Clinton responded Sunday on CBS, charging that when she and Obama and Sanders were all serving in the Senate "two of us voted against what the NRA says was the most important piece of legislation in 20 years for the gun lobby."

"I think he has been consistently refusing to say that he would vote to repeal this absolute immunity from any kind of responsibility or liability. It's the only industry in our country where we have given that kind of carte blanche to do whatever you want to do with no fear of legal consequences," she said.
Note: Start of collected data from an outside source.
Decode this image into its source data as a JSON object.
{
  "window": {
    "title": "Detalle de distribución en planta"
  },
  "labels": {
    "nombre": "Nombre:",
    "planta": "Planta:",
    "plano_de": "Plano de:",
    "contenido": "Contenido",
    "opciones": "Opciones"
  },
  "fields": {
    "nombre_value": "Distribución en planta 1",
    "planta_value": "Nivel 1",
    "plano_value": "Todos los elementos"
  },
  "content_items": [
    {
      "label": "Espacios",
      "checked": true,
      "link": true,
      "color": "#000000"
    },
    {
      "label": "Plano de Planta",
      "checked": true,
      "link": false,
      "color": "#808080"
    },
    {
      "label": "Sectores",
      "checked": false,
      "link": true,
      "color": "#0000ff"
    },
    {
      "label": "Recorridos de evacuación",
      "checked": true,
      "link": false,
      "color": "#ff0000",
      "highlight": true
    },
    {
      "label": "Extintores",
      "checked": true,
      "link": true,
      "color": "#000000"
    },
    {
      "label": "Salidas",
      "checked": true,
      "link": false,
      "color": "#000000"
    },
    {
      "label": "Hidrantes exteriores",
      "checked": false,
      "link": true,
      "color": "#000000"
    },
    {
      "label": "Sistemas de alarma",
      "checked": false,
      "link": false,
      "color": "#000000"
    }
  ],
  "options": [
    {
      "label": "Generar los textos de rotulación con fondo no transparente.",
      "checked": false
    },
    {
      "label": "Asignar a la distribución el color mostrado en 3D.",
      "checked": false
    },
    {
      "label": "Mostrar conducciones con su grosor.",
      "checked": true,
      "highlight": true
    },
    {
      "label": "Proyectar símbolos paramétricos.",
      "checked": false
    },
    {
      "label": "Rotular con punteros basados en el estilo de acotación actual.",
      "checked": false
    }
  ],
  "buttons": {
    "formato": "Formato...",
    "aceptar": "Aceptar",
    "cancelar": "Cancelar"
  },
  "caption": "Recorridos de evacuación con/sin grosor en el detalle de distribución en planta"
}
"...And he often says, 'Well, look, I'm from Vermont and it's different. It's not like being in New York City.' Well, in fact, the other senator from Vermont, Senator Leahy, voted with President Obama and myself. I think that the excuses and efforts by Senator Sanders to avoid responsibility for this vote which the NRA hailed as the most important in 20 years, points at a clear difference."

Sanders stressed on ABC that the immunity bill "was a complicated piece of legislation."
"There were aspects of it that were absolutely right. There were aspects of it of -- that were wrong," the senator said. "But as the secretary knows, that for many weeks now, I said of course I'll be happy to take a look at that complicated piece of legislation and deal with it and get rid of those parts of it that are wrong."

"I will vote to revise that bill. There are parts of it that made sense to me... If you have a small gun shop owner in Northern Vermont who sells a gun legally to somebody and then, you know, something happens to that guy, he goes nuts or something, and he kills somebody, should the gun shop owner be held liable? I think not," Sanders continued.
"On the other hand, if you have a manufacturer that is sending guns into an area and really knows that those guns are not being used by the people or bought by the people in that area but are being sold to criminals, should we hold that manufacturer liable? Absolutely."
By Sunday afternoon, Clinton was sending out a record of Sanders' votes on food-industry, telemarketer and health insurers immunity.

“Senator Sanders' record shows he is willing to hold most industries accountable for their abuses, but not gun manufacturers. It makes zero sense to provide an exception for the gun industry,” said campaign chairman John Podesta. “If Senator Sanders wants to make good on his pledge to support commonsense gun safety measures, he ought to commit to fully repealing the immunity he voted to extend to the gun manufacturing industry. The NRA said this was its biggest priority in 20 years, and Senator Sanders still refuses to admit he got it wrong.”

Clinton's camp then followed that up by announcing the endorsement of gun-control advocates Mark Kelly and former Rep. Gabby Giffords (D-Ariz.). Both were at the White House for Obama's announcement of his executive actions.

“As President Obama said last week, we must hold our leaders accountable for continuing to put the interests of the gun lobby ahead of the safety of American families," Clinton said in a statement, adding a shot at Sanders: "We need a president who will hold gun makers and sellers accountable, not provide them with sweeping immunity from lawsuits."